Conservatório estreia ‘O Melhor dos Mundos Possíveis’, uma viagem satírica entre destino, escolhas e otimismo

E se tudo estivesse, de facto, “pelo melhor no melhor dos mundos possíveis”?

Inspirada no clássico Cândido ou o Otimismo, de Voltaire, esta questão serve de ponto de partida para O Melhor dos Mundos Possíveis, uma adaptação livre apresentada pelo Conservatório – Escola das Artes da Madeira, Eng.º Luiz Peter Clode. O espetáculo sobe ao palco do Centro Cívico do Estreito de Câmara de Lobos, nos dias 4 e 5 de dezembro, às 20h, com criação assinada pelos alunos do 2.º ano do Curso Profissional de Artes do Espetáculo – Interpretação, sob a direção do professor João Paiva, com a colaboração dos alunos do 2.º ano do Curso Profissional de Técnico de Animação 2D/3D, orientados pelo professor João Pedro Pereira, responsáveis pela criação e projeção de cenários digitais que dão vida à atmosfera fantástica e rocambolesca da narrativa. Entrada livre, sujeita à lotação da sala.

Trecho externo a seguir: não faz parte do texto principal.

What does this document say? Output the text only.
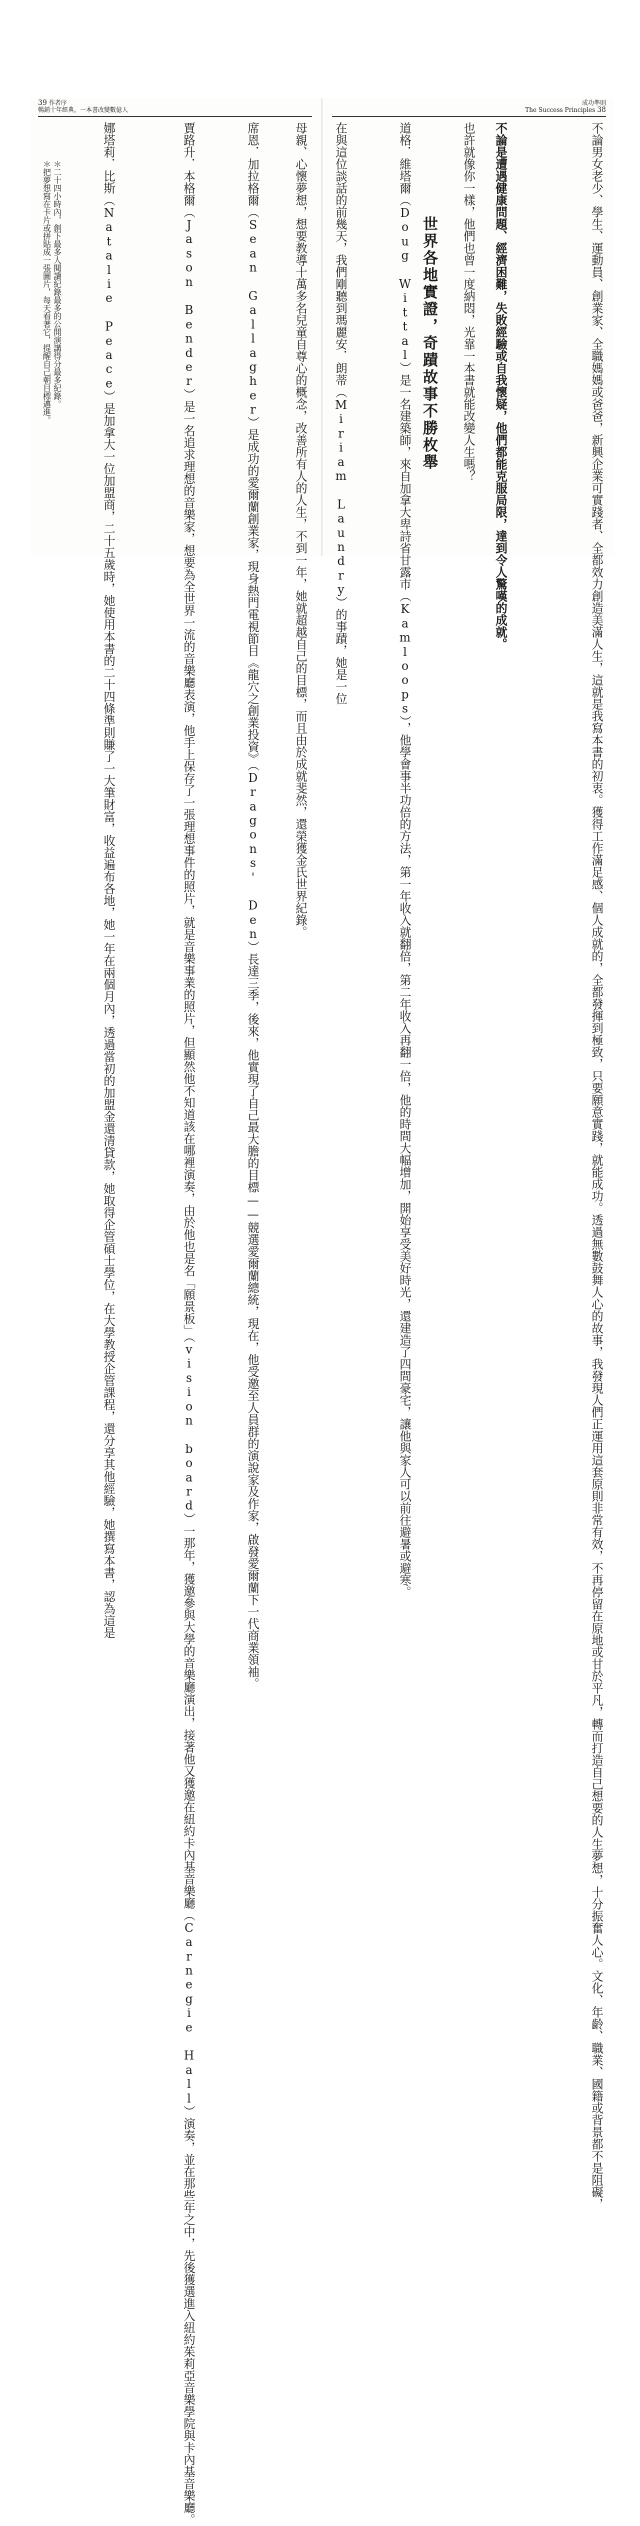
39 作者序
暢銷十年經典，一本書改變數億人
成功準則
The Success Principles 38
不論男女老少、學生、運動員、創業家、全職媽媽或爸爸，新興企業可實踐者、全都效力創造美滿人生，這就是我寫本書的初衷。獲得工作滿足感、個人成就的，全都發揮到極致，只要願意實踐，就能成功。透過無數鼓舞人心的故事，我發現人們正運用這套原則非常有效，不再停留在原地或甘於平凡，轉而打造自己想要的人生夢想，十分振奮人心。文化、年齡、職業、國籍或背景都不是阻礙，
不論是遭遇健康問題、經濟困難，失敗經驗或自我懷疑，他們都能克服局限，達到令人驚嘆的成就。
也許就像你一樣，他們也曾一度納悶，光靠一本書就能改變人生嗎？
世界各地實證，奇蹟故事不勝枚舉
道格．維塔爾（Doug Wittal）是一名建築師，來自加拿大卑詩省甘露市（Kamloops），他學會事半功倍的方法，第一年收入就翻倍，第二年收入再翻一倍，他的時間大幅增加，開始享受美好時光，還建造了四間豪宅，讓他與家人可以前往避暑或避寒。
在與這位談話的前幾天，我們剛聽到瑪麗安．朗蒂（Miriam Laundry）的事蹟，她是一位
母親、心懷夢想，想要教導十萬多名兒童自尊心的概念，改善所有人的人生，不到一年，她就超越自己的目標，而且由於成就斐然，還榮獲金氏世界紀錄。
席恩．加拉格爾（Sean Gallagher）是成功的愛爾蘭創業家，現身熱門電視節目《龍穴之創業投資》（Dragons' Den）長達三季，後來，他實現了自己最大膽的目標——競選愛爾蘭總統，現在，他受邀至人員群的演說家及作家，啟發愛爾蘭下一代商業領袖。
賈路升．本格爾（Jason Bender）是一名追求理想的音樂家，想要為全世界一流的音樂廳表演，他手上保存了一張理想事件的照片，就是音樂事業的照片，但顯然他不知道該在哪裡演奏，由於他也是名「願景板」（vision board）一那年，獲邀參與大學的音樂廳演出，接著他又獲邀在紐約卡內基音樂廳（Carnegie Hall）演奏，並在那些年之中，先後獲選進入紐約茱莉亞音樂學院與卡內基音樂廳。
娜塔莉．比斯（Natalie Peace）是加拿大一位加盟商，二十五歲時，她使用本書的二十四條準則賺了一大筆財富，收益遍布各地，她一年在兩個月內，透過當初的加盟金還清貸款，她取得企管碩士學位，在大學教授企管課程，還分享其他經驗，她撰寫本書，認為這是
＊二十四小時內，創下最多人閱讀紀錄最多的公開演講得分最多紀錄。
＊把夢想寫在卡片或拼貼成一張圖片，每天看著它，提醒自己朝目標邁進。
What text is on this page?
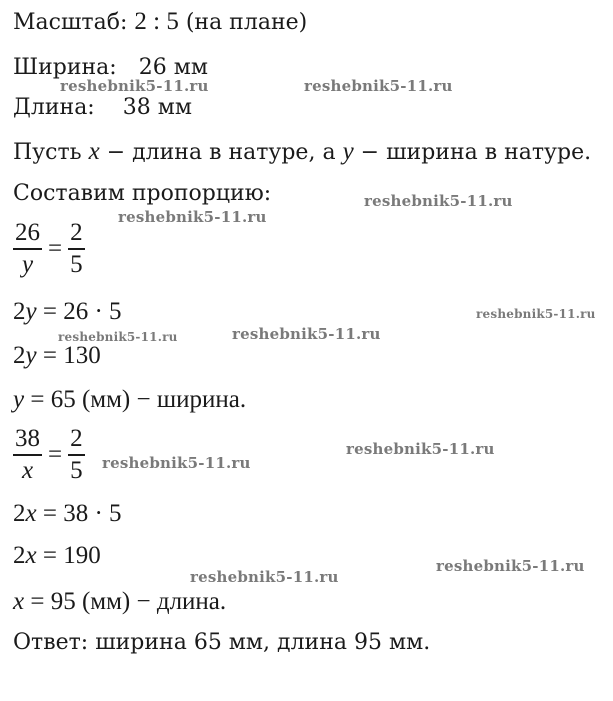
Масштаб: 2 : 5 (на плане)
Ширина: 26 мм
Длина: 38 мм
Пусть x − длина в натуре, а y − ширина в натуре.
Составим пропорцию:
$\frac{26}{y} = \frac{2}{5}$
2y = 26 · 5
2y = 130
y = 65 (мм) − ширина.
$\frac{38}{x} = \frac{2}{5}$
2x = 38 · 5
2x = 190
x = 95 (мм) − длина.
Ответ: ширина 65 мм, длина 95 мм.
reshebnik5-11.ru	reshebnik5-11.ru
reshebnik5-11.ru
reshebnik5-11.ru
reshebnik5-11.ru
reshebnik5-11.ru	reshebnik5-11.ru
reshebnik5-11.ru
reshebnik5-11.ru
reshebnik5-11.ru
reshebnik5-11.ru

Combinando teatro, tecnologia e filosofia com humor, esta produção promete uma experiência divertida, inteligente e provocadora – um espelho onde o riso e a reflexão andam de mãos dadas.

Nesta versão contemporânea e visualmente interessante, seguimos Cândido, o mais ingénuo e bondoso jovem da Vestfália, educado por um mestre que lhe ensinou a doutrina do otimismo absoluto. Vivendo em harmonia e apaixonado por Cunegundes, acredita firmemente que o mundo – e tudo o que nele acontece – é o melhor que poderia ser. Mas o destino tem outros planos.

Expulso do seu refúgio idílico, Cândido é lançado numa viagem frenética, cruel e deliciosamente cómica pelos cantos mais obscuros da natureza humana. Entre guerras, catástrofes, traições e absurdos, a sua fé é posta à prova numa sucessão de episódios marcados por humor negro, ironia ácida e crítica mordaz.

Publicado em 1759, o conto filosófico de Voltaire satirizava a crença do filósofo Leibniz, que defendia que “tudo o que existe é para o melhor”. Esta nova adaptação do Conservatório revisita essa provocação para refletir sobre as consequências das nossas ações, o destino e o livre-arbítrio, convidando o público a rir – e pensar – sobre as nossas próprias contradições.